The struggle for power was waged among the numerically insignificant number of former underground activists. It was in those circles that the political combinations, coalitions, and blocs were formed. It was there that Stalin showed his remarkable abilities at political maneuvering, employing others to do his dirty work. The main burden of the assault on Trotsky in 1923—1924 was eagerly assumed by Zinoviev and Kamenev. Later, in fight­ing those two, Stalin used Bukharin and enjoyed the benevolent neutrality of Trotsky. Unlike Trotsky, who referred darkly to the guillotine, or Zinoviev, who demanded Trotsky's arrest for publishing his article "Lessons of Oc­tober," Stalin wore the mask of moderation. Recalling that his fellow trium­virs had demanded the arrest and expulsion of Trotsky, he uttered these remarkable words:

We did not agree with Zinoviev and Kamenev because we knew that a policy of amputation is fraught with grave dangers for the party, that the method of amputation and of bloodletting—for they demanded blood—is dangerous and contagious. Today you cut off one member of the party, tomorrow another, the next day a third, and soon what will be left of our party?196

Stalin fought his opponents with deeds, not words. Many years later the phrase "salami tactics" became famous. Stalin deprived his opponents of power little by little, cutting off tiny slices, one at a time. In January 1925 Trotsky was removed as commissar of war, after which he lost the support of the army apparatus, especially with the removal of his close ally Antonov- Ovseenko as head of the Political Directorate of the Red Army. Similarly, Kamenev was removed as head of the Moscow party organization at the end of 1925.

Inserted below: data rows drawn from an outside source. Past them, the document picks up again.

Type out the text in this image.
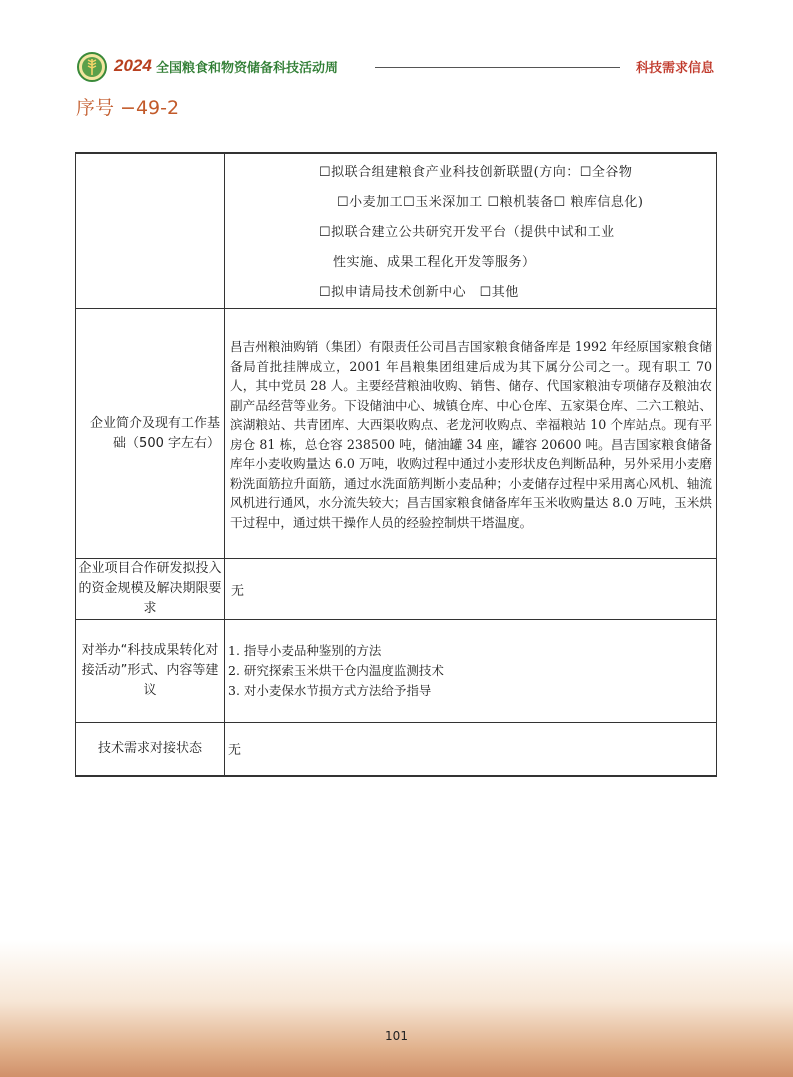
2024 全国粮食和物资储备科技活动周	科技需求信息
序号 −49-2

	☐拟联合组建粮食产业科技创新联盟(方向：☐全谷物
☐小麦加工☐玉米深加工 ☐粮机装备☐ 粮库信息化)
☐拟联合建立公共研究开发平台（提供中试和工业
性实施、成果工程化开发等服务）
☐拟申请局技术创新中心　☐其他

企业简介及现有工作基础（500 字左右）	昌吉州粮油购销（集团）有限责任公司昌吉国家粮食储备库是 1992 年经原国家粮食储备局首批挂牌成立，2001 年昌粮集团组建后成为其下属分公司之一。现有职工 70 人，其中党员 28 人。主要经营粮油收购、销售、储存、代国家粮油专项储存及粮油农副产品经营等业务。下设储油中心、城镇仓库、中心仓库、五家渠仓库、二六工粮站、滨湖粮站、共青团库、大西渠收购点、老龙河收购点、幸福粮站 10 个库站点。现有平房仓 81 栋，总仓容 238500 吨，储油罐 34 座，罐容 20600 吨。昌吉国家粮食储备库年小麦收购量达 6.0 万吨，收购过程中通过小麦形状皮色判断品种，另外采用小麦磨粉洗面筋拉升面筋，通过水洗面筋判断小麦品种；小麦储存过程中采用离心风机、轴流风机进行通风，水分流失较大；昌吉国家粮食储备库年玉米收购量达 8.0 万吨，玉米烘干过程中，通过烘干操作人员的经验控制烘干塔温度。

企业项目合作研发拟投入的资金规模及解决期限要求	无

对举办“科技成果转化对接活动”形式、内容等建议	1. 指导小麦品种鉴别的方法
2. 研究探索玉米烘干仓内温度监测技术
3. 对小麦保水节损方式方法给予指导

技术需求对接状态	无
101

But Stalin also used words to fight his enemies. He had no trouble showing that they were unprincipled politicians, that at one time they had supported and defended Stalin only to turn against him later and say, as Kamenev did at the Fourteenth Congress: "We are against the creation of a 'Leader.'... I suggest that our general secretary is not a figure who can unite the Old Bolshevik general staff around himself." In reply to demands for party democracy, Mikoyan defended Stalin with the acid comment that when the Oppositionists were in power they were against democracy, but when they went into opposition they suddenly became its champions. Stalin himself did not hesitate to remind those who called for democracy of their own past.